By far and away the greatest risk of exposure is coming into contact with contaminated feces.
It can also be spread by contaminated water sources or food, especially in crowded environments and again, unsanitary conditions.
It has been estimated in several medical studies that less than five percent of cats that are healthy and kept away from cats that may have been exposed, ever get this dangerous disease.
These numbers jump dramatically to about 25 percent if your cat has any type of diarrhea and to over 45 percent if they are exposed to infected cats.
Kittens are also much more at risk for two reasons; their immune system is still developing, and they will explore anything in any environment, placing them more at risk.
Campylobacteriosis in cats has several symptoms, which has also been misconstrued over the years.
Diarrhea is obviously the most common symptom, but it is just one of the many that may accompany this disease.
The diarrhea can range from mild loose fecal discharge, to a watery discharge that actually contains both blood and mucus.
If it becomes acute, it may also cause a fever in your cat.
These initial symptoms may last for a few weeks, subside, and then reoccur.
In some of the more extreme cases, they can last for several months.
However, in either case, there may be other symptoms that will help you identify it as Campylobacteriosis.
Vomiting may also occur as well as tenesmus.
Tenesmus may not be a term that all cat owners are familiar with, but you will know it immediately when you see it.
It is a situation where your cat urgently tries to urinate or defecate, but is completely unsuccessful.
Lymphadenitis is another symptom that may occur in your cat as the result of Campylobacteriosis.
This is a condition where your cat will develop a very abnormal enlargement of the lymph nodes as the result of this disease.
But there is still one more symptom that you will see in your cat; a complete loss of appetite caused by this bacterium.
Campylobacteriosis in cats can, in most all cases, be very successfully treated by antibiotics.

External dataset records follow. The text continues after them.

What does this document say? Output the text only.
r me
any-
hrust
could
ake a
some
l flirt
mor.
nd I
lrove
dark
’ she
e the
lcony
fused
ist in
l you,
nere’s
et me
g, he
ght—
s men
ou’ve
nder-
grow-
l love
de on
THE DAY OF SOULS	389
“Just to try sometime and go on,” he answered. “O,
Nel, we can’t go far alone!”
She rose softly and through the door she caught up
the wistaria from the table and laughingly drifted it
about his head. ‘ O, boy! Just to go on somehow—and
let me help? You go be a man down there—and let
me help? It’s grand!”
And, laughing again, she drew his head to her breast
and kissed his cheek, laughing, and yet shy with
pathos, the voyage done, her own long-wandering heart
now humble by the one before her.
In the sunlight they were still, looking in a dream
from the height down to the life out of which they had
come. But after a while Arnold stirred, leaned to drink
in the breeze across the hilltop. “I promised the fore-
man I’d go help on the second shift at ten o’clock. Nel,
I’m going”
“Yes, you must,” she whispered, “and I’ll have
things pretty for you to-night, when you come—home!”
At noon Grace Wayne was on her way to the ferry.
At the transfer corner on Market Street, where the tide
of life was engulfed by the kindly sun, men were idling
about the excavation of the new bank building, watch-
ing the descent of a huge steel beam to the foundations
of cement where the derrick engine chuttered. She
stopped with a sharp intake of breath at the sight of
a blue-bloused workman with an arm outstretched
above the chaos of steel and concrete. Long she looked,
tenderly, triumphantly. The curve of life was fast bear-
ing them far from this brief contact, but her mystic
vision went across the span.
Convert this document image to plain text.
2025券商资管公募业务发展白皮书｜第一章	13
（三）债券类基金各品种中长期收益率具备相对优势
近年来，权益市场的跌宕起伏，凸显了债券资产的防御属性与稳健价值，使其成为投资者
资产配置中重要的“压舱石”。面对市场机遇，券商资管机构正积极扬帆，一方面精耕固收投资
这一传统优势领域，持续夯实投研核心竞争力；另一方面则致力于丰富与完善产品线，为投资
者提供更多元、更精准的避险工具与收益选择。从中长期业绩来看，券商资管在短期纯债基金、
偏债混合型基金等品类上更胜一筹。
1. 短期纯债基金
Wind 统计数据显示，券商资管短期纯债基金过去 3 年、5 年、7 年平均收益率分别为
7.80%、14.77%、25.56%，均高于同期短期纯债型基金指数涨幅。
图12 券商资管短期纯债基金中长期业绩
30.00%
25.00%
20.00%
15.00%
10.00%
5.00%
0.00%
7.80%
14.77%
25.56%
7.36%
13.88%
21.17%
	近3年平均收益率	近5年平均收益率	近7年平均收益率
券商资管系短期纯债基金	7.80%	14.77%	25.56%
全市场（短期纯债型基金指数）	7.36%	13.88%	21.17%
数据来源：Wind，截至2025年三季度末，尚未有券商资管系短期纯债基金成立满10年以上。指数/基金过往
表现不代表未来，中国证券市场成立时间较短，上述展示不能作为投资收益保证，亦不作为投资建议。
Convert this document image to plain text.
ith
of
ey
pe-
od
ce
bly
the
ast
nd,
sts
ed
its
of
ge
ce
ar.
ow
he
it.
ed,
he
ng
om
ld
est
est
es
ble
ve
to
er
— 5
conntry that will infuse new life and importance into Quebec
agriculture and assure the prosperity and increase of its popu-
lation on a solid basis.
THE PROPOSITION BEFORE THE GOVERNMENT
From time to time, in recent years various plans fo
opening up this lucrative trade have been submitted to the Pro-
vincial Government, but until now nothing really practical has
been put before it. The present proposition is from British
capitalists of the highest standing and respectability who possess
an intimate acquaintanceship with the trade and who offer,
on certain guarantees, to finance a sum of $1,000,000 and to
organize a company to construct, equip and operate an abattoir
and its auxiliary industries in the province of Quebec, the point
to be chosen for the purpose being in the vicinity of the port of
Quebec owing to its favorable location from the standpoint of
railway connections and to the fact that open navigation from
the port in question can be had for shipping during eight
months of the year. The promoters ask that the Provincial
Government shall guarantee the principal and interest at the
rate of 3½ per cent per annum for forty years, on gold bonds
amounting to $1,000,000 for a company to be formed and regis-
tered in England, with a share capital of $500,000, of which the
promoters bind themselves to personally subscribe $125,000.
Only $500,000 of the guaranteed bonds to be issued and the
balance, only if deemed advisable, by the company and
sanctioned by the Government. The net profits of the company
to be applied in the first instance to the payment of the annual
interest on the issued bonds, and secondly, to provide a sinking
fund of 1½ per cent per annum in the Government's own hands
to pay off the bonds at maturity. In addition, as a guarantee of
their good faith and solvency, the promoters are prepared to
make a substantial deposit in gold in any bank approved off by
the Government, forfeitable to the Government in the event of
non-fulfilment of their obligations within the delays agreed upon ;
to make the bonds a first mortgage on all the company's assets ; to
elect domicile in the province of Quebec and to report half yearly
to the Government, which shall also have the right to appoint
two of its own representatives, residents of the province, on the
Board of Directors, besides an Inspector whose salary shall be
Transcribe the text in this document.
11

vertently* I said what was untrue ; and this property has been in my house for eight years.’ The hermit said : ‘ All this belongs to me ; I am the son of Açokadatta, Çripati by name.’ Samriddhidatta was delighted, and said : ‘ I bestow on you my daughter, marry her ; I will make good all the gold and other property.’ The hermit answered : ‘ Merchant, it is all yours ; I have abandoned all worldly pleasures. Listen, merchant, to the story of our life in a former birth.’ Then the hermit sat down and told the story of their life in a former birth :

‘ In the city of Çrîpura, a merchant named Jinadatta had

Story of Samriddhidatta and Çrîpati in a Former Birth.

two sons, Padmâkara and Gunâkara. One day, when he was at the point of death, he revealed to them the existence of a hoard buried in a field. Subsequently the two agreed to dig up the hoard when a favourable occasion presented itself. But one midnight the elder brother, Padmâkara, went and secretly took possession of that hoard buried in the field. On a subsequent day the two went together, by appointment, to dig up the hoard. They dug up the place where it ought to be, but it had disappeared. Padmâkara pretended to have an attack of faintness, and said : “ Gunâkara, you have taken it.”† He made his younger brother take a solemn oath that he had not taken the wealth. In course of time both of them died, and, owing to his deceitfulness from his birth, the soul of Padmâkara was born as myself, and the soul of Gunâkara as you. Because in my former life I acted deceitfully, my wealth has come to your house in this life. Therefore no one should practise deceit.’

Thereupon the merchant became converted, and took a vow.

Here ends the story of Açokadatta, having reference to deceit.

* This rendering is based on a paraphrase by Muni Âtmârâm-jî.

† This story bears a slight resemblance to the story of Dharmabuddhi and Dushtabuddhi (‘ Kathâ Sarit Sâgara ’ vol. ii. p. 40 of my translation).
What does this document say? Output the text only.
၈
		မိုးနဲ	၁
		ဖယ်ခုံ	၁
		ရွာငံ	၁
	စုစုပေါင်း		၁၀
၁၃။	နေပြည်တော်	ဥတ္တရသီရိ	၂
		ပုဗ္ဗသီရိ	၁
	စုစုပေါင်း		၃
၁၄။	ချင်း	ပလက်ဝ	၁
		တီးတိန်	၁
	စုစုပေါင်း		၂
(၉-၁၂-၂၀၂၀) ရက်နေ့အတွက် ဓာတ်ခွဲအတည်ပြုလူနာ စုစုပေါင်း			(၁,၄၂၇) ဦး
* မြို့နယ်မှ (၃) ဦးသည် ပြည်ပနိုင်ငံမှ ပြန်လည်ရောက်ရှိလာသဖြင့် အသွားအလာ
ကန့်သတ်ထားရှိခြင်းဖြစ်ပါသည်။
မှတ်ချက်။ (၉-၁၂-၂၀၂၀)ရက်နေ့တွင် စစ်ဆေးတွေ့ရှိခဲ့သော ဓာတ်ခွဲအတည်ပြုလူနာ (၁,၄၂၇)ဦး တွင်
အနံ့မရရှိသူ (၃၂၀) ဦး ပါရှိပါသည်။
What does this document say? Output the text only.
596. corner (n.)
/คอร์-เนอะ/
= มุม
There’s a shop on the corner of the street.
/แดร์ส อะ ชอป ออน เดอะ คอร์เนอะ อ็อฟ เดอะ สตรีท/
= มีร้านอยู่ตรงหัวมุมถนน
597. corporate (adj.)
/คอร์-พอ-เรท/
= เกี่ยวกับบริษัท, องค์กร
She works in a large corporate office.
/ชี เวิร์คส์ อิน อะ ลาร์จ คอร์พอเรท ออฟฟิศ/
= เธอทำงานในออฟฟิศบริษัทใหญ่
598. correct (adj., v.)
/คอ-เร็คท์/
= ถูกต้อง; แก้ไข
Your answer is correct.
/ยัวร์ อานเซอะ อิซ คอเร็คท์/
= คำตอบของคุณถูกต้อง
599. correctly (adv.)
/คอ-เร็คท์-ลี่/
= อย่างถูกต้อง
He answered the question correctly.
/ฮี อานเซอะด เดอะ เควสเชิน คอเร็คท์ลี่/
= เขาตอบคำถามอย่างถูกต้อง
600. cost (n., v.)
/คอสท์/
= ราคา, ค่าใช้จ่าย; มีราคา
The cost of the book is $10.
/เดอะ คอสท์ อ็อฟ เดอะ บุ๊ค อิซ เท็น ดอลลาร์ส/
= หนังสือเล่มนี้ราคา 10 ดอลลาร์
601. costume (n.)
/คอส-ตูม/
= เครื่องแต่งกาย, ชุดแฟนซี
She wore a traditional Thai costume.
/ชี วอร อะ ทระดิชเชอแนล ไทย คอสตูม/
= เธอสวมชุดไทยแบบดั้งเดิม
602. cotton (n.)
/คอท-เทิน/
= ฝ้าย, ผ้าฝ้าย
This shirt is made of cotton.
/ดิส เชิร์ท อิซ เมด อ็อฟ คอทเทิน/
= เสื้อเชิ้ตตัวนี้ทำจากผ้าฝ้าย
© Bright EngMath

It is widely held in the veterinarian community that this is one bacterium that has not yet become resistant to antibiotics, and as such, they are quite effective.
However, even with this treatment, minimizing your infected cat’s exposure to other cats is highly recommended until they fully recover.
Treatments such as very bland and high fiber diets will also be used in an attempt to control the most dangerous situation, which is the diarrhea.
Once treated, it is also very important to do whatever you can to reduce your cats exposure to any types of stress.
This can make this situation much worse and is considered to be a predisposing contributing factor.
Campylobacteriosis in cats can be a very difficult disease to originally identify unless you understand the symptoms.
If your cat is actually carrying the infection and shows no symptoms, it is generally an indicator that their immune system is controlling it.
However, if they do demonstrate symptoms and are indeed diagnosed with this disease, you will need to take the usual sanitary precautions.
It is a huge misconception that you can catch this disease by simply touchy your cat.
The only way you would be at risk is not following the proper sanitary practices of properly handling their feces and their litter box in general.
It is just plain common sense to always use rubber gloves when cleaning their box, and if you do this regularly, you have very little chance of becoming infected.